No one likes to see any player limp off injured, and there was an even greater sense of sadness than usual on Friday night when Tom Hawkins went down with a serious-looking foot injury in Geelong’s loss to Carlton.

Whether it’s the last time the champion Cat graces an AFL field will be clearer in coming days, but it would be an unfittingly sour end for one of the greatest forwards ever, and a key figure in three premierships and one of football’s longest ever periods of sustained success.

But there’s a part of me that wonders whether, for Hawkins’ legacy at least, this injury might not be at least a few per cent beneficial for him and the Cats; because for now at least, it spares them both from the uncomfortable truth that he is a borderline best 22 player at the moment.

Before his foot injury, Hawkins was being handed an unqualified pantsing by Jacob Weitering; with just three kicks and a single mark, he was a good shout to be subbed out anyway. And most concerning of all, the injection of Gary Rohan into the play at his expense saw the Cats, briefly at least, look a lot more threatening moving forward, kicking three quick goals before the Blues retook control in the final quarter.

The Cats find themselves at a bit of a crossroads; while finals are still more likely than not given they have an excellent run home, it’s hard to see them as the flag contender they usually are, given their shallow midfield, the struggles of Tom Stewart amid weekly hard tags and Hawkins’ fall from grace.

It’s a situation Chris Scott is unaccustomed to facing, but it was probably time anyway to give Shannon Neale, dropped from the team for Friday night, an extended run in the seniors as the future of the Cats’ forward line. Given how top-heavy their attack looked against Sydney with the youngster alongside Hawkins, Cameron and Ollie Henry, it all lines up for a truly brutal decision.

Hawkins has 15 goals in 12 games this season, and six in his last nine, including five goalless outings. Neale, by comparison, has nine in five games, and has at least one in every match – at just 21 years old, that’s more than handy, and with the veteran to be sidelined for a while at least, he should get the chance to add to that as an instant, like-for-like replacement in attack.

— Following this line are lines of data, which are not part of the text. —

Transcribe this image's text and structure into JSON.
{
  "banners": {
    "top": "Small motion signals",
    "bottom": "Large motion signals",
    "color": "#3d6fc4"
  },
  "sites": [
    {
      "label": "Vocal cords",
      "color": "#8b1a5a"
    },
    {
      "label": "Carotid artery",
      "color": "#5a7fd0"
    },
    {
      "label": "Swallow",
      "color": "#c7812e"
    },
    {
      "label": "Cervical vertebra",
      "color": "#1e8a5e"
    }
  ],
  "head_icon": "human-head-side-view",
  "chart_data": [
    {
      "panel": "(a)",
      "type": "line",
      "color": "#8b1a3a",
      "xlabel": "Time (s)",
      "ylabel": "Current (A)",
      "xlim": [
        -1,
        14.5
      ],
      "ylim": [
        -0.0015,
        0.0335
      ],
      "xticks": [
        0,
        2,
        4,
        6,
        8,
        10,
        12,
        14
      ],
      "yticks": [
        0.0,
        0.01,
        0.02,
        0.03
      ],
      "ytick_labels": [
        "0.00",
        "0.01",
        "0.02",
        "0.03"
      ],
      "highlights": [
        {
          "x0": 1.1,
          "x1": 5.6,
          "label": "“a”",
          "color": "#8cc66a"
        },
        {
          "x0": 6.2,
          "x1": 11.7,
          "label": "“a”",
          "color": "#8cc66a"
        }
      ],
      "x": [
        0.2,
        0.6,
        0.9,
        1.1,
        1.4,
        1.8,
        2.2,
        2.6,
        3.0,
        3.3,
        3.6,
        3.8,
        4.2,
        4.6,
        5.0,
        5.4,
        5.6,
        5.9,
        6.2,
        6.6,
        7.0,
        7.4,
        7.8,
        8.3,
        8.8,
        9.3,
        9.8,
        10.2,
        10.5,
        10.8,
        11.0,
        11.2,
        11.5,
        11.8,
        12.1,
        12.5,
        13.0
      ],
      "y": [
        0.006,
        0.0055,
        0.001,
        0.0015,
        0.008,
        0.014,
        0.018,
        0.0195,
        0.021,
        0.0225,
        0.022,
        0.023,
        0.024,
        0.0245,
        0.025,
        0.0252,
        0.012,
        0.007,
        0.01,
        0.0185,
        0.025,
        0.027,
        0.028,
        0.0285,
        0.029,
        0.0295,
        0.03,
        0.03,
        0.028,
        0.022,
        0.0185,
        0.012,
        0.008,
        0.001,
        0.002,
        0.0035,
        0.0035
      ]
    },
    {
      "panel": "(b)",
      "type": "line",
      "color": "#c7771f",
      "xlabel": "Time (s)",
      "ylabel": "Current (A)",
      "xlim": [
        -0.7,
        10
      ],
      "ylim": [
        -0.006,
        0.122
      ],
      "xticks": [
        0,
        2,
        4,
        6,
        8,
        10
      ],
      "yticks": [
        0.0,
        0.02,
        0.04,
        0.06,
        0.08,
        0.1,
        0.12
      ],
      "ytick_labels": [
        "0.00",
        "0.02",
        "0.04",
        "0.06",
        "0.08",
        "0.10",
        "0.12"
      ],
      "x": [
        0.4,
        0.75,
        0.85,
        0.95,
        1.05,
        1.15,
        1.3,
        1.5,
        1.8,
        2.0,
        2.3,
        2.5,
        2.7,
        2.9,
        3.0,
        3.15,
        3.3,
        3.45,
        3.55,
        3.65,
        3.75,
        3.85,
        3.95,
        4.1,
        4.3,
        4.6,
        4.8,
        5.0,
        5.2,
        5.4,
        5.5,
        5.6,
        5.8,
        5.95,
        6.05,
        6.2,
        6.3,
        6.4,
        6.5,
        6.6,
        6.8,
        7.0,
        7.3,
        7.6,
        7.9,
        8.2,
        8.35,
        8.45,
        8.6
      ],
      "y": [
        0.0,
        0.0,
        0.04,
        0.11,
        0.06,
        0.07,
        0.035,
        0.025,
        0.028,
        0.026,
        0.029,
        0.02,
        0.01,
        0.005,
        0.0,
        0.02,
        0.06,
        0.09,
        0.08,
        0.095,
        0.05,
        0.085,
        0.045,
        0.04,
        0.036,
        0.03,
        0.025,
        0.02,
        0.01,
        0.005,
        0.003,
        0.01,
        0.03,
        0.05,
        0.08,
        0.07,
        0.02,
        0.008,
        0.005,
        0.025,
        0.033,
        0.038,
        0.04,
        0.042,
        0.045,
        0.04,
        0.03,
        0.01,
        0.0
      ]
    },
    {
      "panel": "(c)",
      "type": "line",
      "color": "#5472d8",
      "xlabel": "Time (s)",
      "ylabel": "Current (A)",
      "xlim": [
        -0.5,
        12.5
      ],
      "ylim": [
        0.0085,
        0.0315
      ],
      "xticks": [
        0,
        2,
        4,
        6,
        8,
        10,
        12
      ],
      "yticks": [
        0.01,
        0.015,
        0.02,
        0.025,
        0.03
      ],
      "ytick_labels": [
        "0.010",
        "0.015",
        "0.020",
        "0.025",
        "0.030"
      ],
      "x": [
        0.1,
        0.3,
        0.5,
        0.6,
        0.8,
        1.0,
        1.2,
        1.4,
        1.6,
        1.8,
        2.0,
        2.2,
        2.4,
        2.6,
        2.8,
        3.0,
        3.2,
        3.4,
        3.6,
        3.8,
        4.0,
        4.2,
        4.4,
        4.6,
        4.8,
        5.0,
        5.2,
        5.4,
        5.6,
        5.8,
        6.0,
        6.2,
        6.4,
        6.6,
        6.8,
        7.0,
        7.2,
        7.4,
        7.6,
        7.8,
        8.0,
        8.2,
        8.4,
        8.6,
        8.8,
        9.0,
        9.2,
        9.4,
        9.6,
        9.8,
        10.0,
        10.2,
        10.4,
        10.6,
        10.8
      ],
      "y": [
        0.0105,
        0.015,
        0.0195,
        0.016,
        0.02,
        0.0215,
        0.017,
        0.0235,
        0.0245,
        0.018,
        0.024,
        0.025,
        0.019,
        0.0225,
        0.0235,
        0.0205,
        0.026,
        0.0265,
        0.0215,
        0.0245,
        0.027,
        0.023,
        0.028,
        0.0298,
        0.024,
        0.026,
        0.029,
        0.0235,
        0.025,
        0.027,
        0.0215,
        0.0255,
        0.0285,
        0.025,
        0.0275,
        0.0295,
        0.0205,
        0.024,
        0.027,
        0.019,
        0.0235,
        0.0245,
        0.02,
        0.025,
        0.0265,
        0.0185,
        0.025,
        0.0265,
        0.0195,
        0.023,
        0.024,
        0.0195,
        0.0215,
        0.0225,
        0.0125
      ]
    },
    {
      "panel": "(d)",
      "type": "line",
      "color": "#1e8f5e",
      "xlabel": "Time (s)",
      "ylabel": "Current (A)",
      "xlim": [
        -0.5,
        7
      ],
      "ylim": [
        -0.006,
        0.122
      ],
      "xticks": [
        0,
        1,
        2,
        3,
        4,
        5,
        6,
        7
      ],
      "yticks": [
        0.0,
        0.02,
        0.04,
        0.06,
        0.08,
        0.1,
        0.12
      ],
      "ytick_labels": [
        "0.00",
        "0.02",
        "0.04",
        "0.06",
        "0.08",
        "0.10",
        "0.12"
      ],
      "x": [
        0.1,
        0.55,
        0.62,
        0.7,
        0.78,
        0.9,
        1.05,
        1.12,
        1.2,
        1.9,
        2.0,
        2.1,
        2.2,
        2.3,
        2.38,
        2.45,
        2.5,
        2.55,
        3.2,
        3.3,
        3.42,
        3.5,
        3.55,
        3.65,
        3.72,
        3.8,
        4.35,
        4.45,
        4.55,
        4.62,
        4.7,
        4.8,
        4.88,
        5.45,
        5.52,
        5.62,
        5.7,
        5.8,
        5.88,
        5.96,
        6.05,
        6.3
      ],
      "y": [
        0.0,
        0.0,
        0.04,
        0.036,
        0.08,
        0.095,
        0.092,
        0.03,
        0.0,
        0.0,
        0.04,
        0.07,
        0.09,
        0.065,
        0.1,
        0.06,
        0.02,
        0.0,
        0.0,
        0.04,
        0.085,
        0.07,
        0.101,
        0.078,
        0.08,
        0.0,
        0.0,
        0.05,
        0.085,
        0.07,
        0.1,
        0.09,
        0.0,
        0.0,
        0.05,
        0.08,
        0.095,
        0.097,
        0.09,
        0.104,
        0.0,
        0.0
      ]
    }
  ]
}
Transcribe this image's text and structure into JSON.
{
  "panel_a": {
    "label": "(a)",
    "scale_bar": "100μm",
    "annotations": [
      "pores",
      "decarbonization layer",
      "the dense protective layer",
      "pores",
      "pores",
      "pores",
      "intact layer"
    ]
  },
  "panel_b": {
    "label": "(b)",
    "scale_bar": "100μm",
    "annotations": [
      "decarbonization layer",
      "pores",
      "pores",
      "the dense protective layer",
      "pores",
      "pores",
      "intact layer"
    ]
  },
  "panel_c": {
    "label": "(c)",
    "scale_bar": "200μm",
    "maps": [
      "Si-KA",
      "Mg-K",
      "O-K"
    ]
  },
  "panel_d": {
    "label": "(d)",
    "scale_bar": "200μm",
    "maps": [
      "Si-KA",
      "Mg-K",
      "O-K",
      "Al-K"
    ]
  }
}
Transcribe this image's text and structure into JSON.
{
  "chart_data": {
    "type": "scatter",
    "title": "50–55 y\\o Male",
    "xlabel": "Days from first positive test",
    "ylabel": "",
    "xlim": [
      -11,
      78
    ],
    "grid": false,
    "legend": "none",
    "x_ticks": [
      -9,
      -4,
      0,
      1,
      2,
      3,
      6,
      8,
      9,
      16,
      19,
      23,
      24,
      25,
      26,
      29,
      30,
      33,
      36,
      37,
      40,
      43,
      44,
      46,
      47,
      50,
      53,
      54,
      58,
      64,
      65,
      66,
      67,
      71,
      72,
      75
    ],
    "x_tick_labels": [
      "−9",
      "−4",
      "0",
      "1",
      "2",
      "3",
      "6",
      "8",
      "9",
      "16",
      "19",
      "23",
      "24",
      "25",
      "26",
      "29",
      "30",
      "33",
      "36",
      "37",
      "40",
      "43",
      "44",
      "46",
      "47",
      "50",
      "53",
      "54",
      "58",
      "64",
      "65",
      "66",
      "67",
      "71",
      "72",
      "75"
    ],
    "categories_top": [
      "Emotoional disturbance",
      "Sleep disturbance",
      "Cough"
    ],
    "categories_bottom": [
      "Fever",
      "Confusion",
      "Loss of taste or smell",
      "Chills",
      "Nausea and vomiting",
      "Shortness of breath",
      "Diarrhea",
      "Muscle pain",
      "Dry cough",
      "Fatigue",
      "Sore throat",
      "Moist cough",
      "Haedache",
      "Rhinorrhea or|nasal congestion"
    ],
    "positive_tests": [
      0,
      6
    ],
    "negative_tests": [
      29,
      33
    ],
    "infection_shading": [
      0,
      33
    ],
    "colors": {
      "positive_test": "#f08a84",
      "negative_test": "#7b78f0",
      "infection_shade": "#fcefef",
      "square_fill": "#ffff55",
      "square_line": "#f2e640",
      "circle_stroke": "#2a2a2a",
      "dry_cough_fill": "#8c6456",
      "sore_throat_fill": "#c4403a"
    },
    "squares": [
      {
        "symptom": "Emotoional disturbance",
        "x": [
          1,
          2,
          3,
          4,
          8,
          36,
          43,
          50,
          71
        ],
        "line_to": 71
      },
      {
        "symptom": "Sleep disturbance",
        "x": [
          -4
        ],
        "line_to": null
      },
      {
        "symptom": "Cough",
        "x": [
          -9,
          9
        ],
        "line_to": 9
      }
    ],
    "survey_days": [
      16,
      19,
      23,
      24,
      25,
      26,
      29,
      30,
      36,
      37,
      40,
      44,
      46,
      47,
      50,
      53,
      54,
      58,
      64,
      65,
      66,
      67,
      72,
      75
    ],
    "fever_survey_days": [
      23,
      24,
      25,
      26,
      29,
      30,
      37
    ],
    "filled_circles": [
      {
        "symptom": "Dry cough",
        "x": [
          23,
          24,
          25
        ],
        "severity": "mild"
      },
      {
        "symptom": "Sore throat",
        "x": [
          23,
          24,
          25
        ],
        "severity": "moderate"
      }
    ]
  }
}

Jimmy Bartel, at the end of 2016, chose to retire rather than risk needing to play in the VFL in 2017. As cruel as this injury blow is, it might spare the Tomahawk from an ignominious end to his glittering career.

Random thoughts

– I’m not sure I’ve ever seen a star player fall as quickly or as far as Clayton Oliver this season.

– A memo to all AFL teams’ social media accounts: GWS has the ‘cocky smartarse’ role covered – please stop trying to copy them, it’s just getting embarrassing.

– I could be persuaded into naming Josh Treacy as a top-50 player in the game with a few more performances like Sunday’s.

– Marlion Pickett won a flag and Jai Newcombe is a beast, but is Sam Durham the best mid-season pick-up now?

– Jackson Archer might never be his dad, but if he can shut down more players like he did Bayley Fritsch, he’ll be just as respected.

– Carlton, Collingwood and Essendon in the top four. Thank God for Sydney.